Google Apologizes for Monday's Gmail Delays
The Gmail slowdown problems, which affected many users for some 7 to 10 hours, were caused by an uncommon "dual network failure," claims Google, vowing to prevent similar issues in the future.Google's Gmail service has apologized to users who were affected by email delivery delays on Sept. 23, explaining in a blog post that the slowdowns were caused by a rare two-pronged failure in the company's network architecture. "On Sept. 23rd, many Gmail users received an unwelcome surprise: some of their messages were arriving slowly, and some of their attachments were unavailable," wrote Sabrina Farmer, the senior site reliability engineering manager for Gmail, in a Sept. 24 post on the Google Gmail Blog. "We'd like to start by apologizing—we realize that our users rely on Gmail to be always available and always fast, and for several hours we didn't deliver. We have analyzed what happened, and we'll tell you about it below.

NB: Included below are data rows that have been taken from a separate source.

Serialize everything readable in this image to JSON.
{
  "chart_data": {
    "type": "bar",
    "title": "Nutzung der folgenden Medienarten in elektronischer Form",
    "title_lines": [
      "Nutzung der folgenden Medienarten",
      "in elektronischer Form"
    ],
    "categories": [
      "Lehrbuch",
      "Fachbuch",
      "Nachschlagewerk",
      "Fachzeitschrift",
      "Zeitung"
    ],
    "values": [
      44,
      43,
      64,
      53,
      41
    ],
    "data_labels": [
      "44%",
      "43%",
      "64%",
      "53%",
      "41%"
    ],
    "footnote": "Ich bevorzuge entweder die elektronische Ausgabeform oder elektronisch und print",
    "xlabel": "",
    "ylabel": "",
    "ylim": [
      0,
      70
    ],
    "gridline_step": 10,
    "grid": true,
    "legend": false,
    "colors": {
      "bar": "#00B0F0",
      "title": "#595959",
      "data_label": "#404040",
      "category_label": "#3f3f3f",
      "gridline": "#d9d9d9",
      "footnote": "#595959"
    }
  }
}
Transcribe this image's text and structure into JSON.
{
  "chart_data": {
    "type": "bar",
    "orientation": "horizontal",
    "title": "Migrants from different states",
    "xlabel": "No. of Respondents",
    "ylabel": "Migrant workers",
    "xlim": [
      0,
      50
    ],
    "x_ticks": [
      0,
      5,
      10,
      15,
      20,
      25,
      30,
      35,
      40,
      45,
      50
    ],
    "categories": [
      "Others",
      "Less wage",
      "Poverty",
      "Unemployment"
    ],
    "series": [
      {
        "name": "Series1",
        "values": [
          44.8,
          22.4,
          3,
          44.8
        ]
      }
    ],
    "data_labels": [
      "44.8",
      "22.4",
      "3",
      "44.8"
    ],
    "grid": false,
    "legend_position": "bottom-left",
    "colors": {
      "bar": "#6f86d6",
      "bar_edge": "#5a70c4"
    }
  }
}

In addition, we're taking several steps to prevent a recurrence." What caused the problems, she wrote, was "a dual network failure" that occurred when two separate, redundant network paths both stopped working at the same time. The events were "unrelated," wrote Farmer, "but in combination they reduced Gmail's capacity to deliver messages to users, and beginning at [8:54 a.m. ET] messages started piling up." An automated monitoring system quickly alerted the Gmail engineering team, which began investigating the incident, she wrote. Repairs got under way, and much of the accumulated message backlog was cleared up and delivered by 4 p.m. ET, with the rest of the delayed mail being delivered by shortly before 7 p.m. ET, according to Farmer's post. The service delays could be monitored by users on Google's application performance status page.
"The impact on users' Gmail experience varied widely," she wrote. "Most messages were unaffected—71 percent of messages had no delay, and of the remaining 29 percent, the average delivery delay was just 2.6 seconds. However, about 1.5 percent of messages were delayed more than two hours."